Budgéter et prévoir … Prévoir et budgéter. Voilà les deux bases indispensables pour espérer réussir à organiser un événement.

Établir un budget prévisionnel peut être vu comme une corvée mais c’est surtout l’occasion de mettre son événement à plat, de prévoir les dépenses à engager, les recettes espérées et – in fine – d’y trouver un équilibre.

Pour un festival, généralement les dépenses se découpent en 3 grands enveloppes :

  • les frais artistiques (cachets, hébergements, transports, riders …)
  • la production (salaires, scènes, son, lumière, structures d’accueil du public, des bénévoles, frais généraux …)
  • la communication (publicité, affichage, spots radio, télé, communication web …)

Ces éléments peuvent être calculés sur la base d’estimation et de devis auprès de fournisseurs (spécialisés ou non).

Pour les recettes le découpage est assez simple :

  • la billetterie
  • les recettes annexes (merchandising, boissons, restauration)
  • les partenaires (mécènes ou partenaires privées, subventions publiques)

Et là ça se complique.

Comment prévoir sa billetterie ? Elle va dépendre du plateau artistique, du prix du billet, des dates, de la notoriété de l’événement, de la météo (pour les billets vendus sur place). Essayez de définir un prix de billet en phase avec votre public.
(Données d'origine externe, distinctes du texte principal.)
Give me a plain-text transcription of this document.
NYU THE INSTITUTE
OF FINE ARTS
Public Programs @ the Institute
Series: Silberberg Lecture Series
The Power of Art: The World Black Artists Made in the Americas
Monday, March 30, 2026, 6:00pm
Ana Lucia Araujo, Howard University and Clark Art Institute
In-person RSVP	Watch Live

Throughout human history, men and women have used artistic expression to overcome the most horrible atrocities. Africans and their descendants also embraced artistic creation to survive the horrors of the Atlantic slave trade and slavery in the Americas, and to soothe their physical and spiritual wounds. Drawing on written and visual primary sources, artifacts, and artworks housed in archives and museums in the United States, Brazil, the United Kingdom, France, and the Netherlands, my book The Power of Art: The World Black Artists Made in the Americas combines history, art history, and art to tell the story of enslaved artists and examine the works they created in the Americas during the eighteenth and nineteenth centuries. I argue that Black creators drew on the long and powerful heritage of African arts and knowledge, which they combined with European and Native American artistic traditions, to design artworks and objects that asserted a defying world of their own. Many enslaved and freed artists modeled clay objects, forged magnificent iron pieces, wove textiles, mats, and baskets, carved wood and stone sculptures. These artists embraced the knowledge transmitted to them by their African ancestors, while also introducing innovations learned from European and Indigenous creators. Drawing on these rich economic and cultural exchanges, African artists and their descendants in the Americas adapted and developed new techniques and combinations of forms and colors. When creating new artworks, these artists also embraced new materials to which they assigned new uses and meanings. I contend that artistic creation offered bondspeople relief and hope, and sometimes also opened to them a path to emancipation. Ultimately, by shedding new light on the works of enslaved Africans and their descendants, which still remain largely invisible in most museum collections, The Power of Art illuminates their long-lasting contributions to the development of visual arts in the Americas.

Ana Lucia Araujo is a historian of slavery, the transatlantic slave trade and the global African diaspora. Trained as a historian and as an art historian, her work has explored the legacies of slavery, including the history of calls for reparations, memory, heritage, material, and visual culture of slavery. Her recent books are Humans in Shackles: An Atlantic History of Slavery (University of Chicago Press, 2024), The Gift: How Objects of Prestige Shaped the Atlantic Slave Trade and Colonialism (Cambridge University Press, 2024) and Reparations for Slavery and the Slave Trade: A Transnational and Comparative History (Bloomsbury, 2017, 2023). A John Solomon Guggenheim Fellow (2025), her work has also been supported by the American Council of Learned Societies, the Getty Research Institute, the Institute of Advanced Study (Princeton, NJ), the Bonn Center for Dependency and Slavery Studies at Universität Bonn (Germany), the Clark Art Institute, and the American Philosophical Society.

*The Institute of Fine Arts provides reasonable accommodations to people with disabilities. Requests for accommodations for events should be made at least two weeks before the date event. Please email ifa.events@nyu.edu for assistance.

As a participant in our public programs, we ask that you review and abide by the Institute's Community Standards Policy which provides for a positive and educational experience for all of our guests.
S’il s’agit d’un public (très) jeune, vous pouvez compter (un peu) sur le porte-monnaie des parents. Pour les 17-25 ans ça se complique : on connait l’état des finances des étudiants et jeunes actifs. Les trentenaires et quadras sont généralement un peu plus à l’aise (attention tout de même aux familles). Enfin les quinquas et au-delà sont souvent bien plus à l’aise et peuvent se permettre une dépense un peu plus conséquente.

Les recettes annexes dépendent bien évidemment de la billetterie : plus il y a de monde, plus vous aurez de chances de générer des recettes annexes. Le calcul d’un panier moyen par festivalier simplifie les estimations. Soyez raisonnable dans le prix de vos consommations, vous n’en vendrez que plus. Et essayez de trouver des articles sympas à mettre dans votre boutique. Tout le monde veut repartir avec un T-shirt du festival ou de son artiste préféré, mais pas forcément à n’importe quel prix ni s’il est de qualité médiocre, ou tout simplement… moche.

Enfin les partenaires vont vous permettre de joindre les deux bouts. Les subventions publiques se font de plus en plus rares, pensez à monter vos dossiers au plus tôt. Les partenaires privés peuvent intervenir à deux niveaux : soit en apportant de l’argent, soit par des biens et des services “en nature” (matériaux, structures, équipements, communication, boisson, nourriture, main d’œuvre…). En contrepartie, ces partenaires vont généralement rechercher de la visibilité : leur nom en grand sur la communication officielle, des lieux dédiés (la scène partenaire 1, le village partenaire , le chapiteau partenaire 3 …). Les possibilités sont innombrables : à vous d’être créatif, dans les limites de ce que vous considérez acceptable pour votre manifestation.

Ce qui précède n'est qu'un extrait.